The goal of the new law is to prevent the practice of using pre-dispute agreements to silence employees from reporting sexual impropriety in the workplace. Employers’ use of non-disparagement agreements (NDAs) to keep employees’ sexual harassment claims quiet came under scrutiny during the #MeToo movement.
The exact impact of the new law is not clear yet, however. A key limitation to the law is its application only to pre-dispute agreements. This means that NDAs containing non-disclosure or non-disparagement clauses entered into after a dispute concerning sexual assault or harassment has arisen are not prohibited or covered by the new law. However, employers still cannot preclude employees from reporting violations of employment laws to agencies entrusted with enforcing such laws, like the Equal Employment Opportunity Commission. Additionally, the law does not define the term “dispute,” making it unclear whether a dispute requires the filing of a lawsuit or whether a complaint to a manager or HR qualifies as a dispute.

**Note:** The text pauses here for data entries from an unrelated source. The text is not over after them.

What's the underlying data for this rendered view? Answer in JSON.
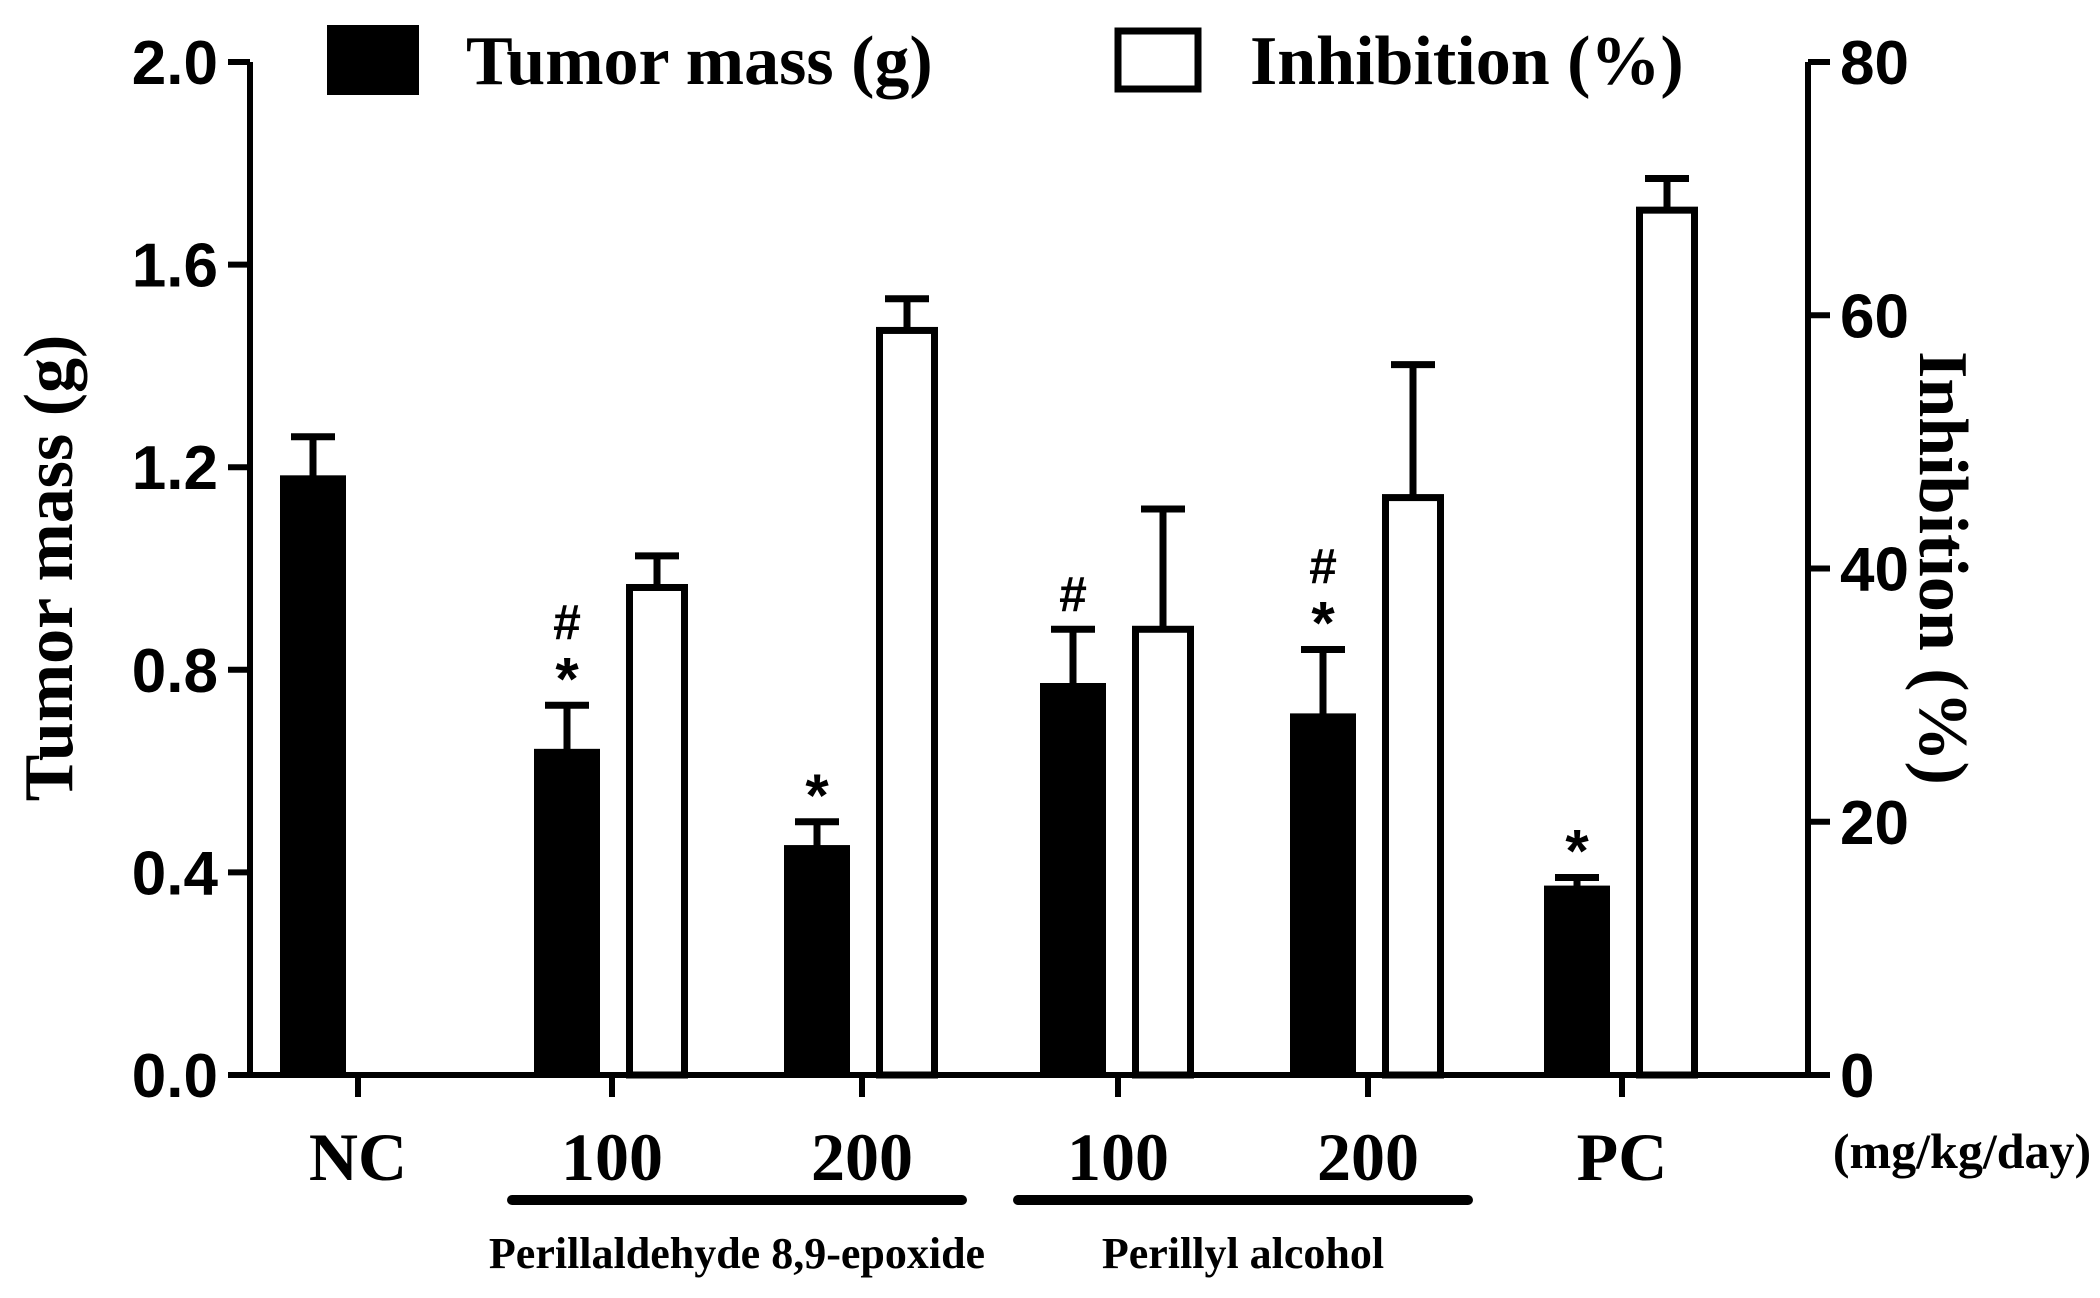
{
  "chart_data": {
    "type": "bar",
    "legend": {
      "placement": "top",
      "entries": [
        {
          "name": "Tumor mass (g)",
          "style": "filled"
        },
        {
          "name": "Inhibition (%)",
          "style": "open"
        }
      ]
    },
    "categories": [
      "NC",
      "100",
      "200",
      "100",
      "200",
      "PC"
    ],
    "x_unit_label": "(mg/kg/day)",
    "group_labels": [
      {
        "label": "Perillaldehyde 8,9-epoxide",
        "categories": [
          1,
          2
        ]
      },
      {
        "label": "Perillyl alcohol",
        "categories": [
          3,
          4
        ]
      }
    ],
    "ylabel": "Tumor mass (g)",
    "ylim": [
      0,
      2.0
    ],
    "yticks": [
      "0.0",
      "0.4",
      "0.8",
      "1.2",
      "1.6",
      "2.0"
    ],
    "y2label": "Inhibition (%)",
    "y2lim": [
      0,
      80
    ],
    "y2ticks": [
      "0",
      "20",
      "40",
      "60",
      "80"
    ],
    "series": [
      {
        "name": "Tumor mass (g)",
        "axis": "left",
        "fill": "#000000",
        "values": [
          1.18,
          0.64,
          0.45,
          0.77,
          0.71,
          0.37
        ],
        "errors": [
          0.08,
          0.09,
          0.05,
          0.11,
          0.13,
          0.02
        ],
        "annotations": [
          [],
          [
            "#",
            "*"
          ],
          [
            "*"
          ],
          [
            "#"
          ],
          [
            "#",
            "*"
          ],
          [
            "*"
          ]
        ]
      },
      {
        "name": "Inhibition (%)",
        "axis": "right",
        "fill": "#ffffff",
        "values": [
          null,
          38.5,
          58.8,
          35.2,
          45.6,
          68.3
        ],
        "errors": [
          null,
          2.5,
          2.5,
          9.5,
          10.5,
          2.5
        ]
      }
    ]
  }
}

In light of Congress’s findings that non-disclosure and non-disparagement clauses “can perpetuate illegal conduct by silencing those who are survivors of illegal sexual harassment and assault or illegal retaliation” and “shielding perpetrators and enabling them to continue their abuse,” the Speak Out Act makes such clauses judicially unenforceable in sexual assault or sexual harassment disputes where the conduct is alleged to have violated federal, state, or tribal law. The law defines a “non-disclosure clause” as “a provision in a contract or agreement that requires the parties to the contract or agreement not to disclose or discuss conduct, the existence of a settlement involving conduct, or information covered by the terms and conditions of the contract or agreement” and a “non-disparagement clause” as “a provision in a contract or agreement that requires 1 or more parties to the contract or agreement not to make a negative statement about another party that relates to the contract, agreement, claim, or case.”
Earlier versions of the Speak Out Act expanded the law’s application to disputes involving claims of race, age, national origin, and similar equal employment opportunity claims, but the scope of the bill was limited to sexual harassment and sexual assault disputes in its final form.
Employers are advised to review existing handbook policies and standard NDAs to ensure compliance with the Speak Out Act. Involving an experienced employment law attorney in this review can assist employers in ensuring compliance with the new law.